Ela não deu ao medo um centímetro de espaço.
Não fez nada, exceto deixar o fogo negro ondular através dela.
Proteger esta aliança era apenas parte disto. A outra parte, a parte maior... era a mensagem. Não para Morath.
Mas para o mundo.
Para todos os aliados potenciais olharem para este continente, contemplando, se de fato era uma causa perdida.
Hoje a sua mensagem trovejaria através dos reinos.
Ela não era uma princesa rebelde, destruindo castelos inimigos e matando reis.
Ela era uma força da natureza. Ela era uma calamidade e uma comandante de guerreiros lendários e imortais. E se esses aliados não se juntassem a ela... ela queria que eles pensassem no dia de hoje, no que ela faria, e se perguntassem se poderiam encontrá-la atrás de si, em seus portos, um dia, também.
Eles não vieram há dez anos. Queria que eles soubessem que ela não tinha esquecido.
Rolfe terminou de berrar as ordens para seus homens e correu a bordo do Dragão Marinho, Aedion e Dorian galopando cavalos que os levassem às suas respectivas torres de vigia. Aelin virou-se para Lysandra, a metamorfa monitoramento calmamente a todos.
— Sabe o que eu preciso que você faça? — Aelin perguntou calmamente.
Os olhos verde-musgo de Lysandra estavam brilhantes quando ela acenou com a cabeça.
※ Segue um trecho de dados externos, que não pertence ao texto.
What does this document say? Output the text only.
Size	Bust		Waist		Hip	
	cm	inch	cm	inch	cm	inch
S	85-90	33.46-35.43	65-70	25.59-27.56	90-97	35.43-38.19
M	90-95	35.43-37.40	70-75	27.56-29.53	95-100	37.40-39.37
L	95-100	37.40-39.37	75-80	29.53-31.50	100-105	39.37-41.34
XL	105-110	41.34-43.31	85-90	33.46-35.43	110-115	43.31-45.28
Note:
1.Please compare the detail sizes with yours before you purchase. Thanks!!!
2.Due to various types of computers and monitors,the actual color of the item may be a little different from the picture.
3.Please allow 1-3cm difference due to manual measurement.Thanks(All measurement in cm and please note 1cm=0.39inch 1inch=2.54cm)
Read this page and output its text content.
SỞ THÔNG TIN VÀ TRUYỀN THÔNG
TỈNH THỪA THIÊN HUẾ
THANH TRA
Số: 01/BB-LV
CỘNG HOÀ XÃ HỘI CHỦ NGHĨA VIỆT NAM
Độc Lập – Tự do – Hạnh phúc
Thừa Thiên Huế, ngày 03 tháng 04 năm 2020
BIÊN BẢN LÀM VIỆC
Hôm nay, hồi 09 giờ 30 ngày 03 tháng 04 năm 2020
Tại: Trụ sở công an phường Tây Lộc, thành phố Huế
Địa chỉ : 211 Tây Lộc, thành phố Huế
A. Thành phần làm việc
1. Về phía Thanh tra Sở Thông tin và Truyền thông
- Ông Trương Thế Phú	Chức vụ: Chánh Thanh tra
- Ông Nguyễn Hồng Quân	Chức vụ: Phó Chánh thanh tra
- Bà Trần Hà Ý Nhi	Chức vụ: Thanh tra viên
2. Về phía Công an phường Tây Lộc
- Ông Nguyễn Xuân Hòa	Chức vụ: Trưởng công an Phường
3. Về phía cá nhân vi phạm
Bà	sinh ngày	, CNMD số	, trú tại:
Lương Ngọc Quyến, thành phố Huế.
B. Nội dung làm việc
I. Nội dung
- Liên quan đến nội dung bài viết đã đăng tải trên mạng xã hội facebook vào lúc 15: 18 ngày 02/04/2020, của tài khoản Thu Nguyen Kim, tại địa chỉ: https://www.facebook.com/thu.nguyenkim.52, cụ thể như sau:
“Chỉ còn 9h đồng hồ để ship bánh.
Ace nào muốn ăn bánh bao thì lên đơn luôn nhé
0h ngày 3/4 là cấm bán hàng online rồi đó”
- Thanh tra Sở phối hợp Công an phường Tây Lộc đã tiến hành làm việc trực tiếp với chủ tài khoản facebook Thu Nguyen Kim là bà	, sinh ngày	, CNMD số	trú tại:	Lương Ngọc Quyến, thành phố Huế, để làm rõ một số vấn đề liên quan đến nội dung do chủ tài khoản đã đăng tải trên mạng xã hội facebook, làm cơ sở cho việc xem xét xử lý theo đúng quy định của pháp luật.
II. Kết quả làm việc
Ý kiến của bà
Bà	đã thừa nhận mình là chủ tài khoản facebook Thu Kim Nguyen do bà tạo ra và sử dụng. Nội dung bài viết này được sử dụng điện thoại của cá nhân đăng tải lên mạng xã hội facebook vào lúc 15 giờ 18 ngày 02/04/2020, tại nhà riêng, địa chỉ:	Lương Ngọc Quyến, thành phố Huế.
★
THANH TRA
Aelin não se permitiu abraçar a metamorfa. Não se permitiu nem tocar a mão da amiga. Não com Rolfe assistindo. Não com os cidadãos desta cidade observando, os micênicos perdidos entre eles. Então Aelin apenas disse:
— Boa caça.
Fenrys soltou um som abafado, como se percebesse o que ela tinha de fato exigido da metamorfa. Ao lado dele, Gavriel ainda estava ocupado demais olhando para Aedion, que não lançara exatamente um olhar arrependido para o pai antes de colocar o seu escudo e espada nas costas, montado a égua e galopado para a torre de vigia.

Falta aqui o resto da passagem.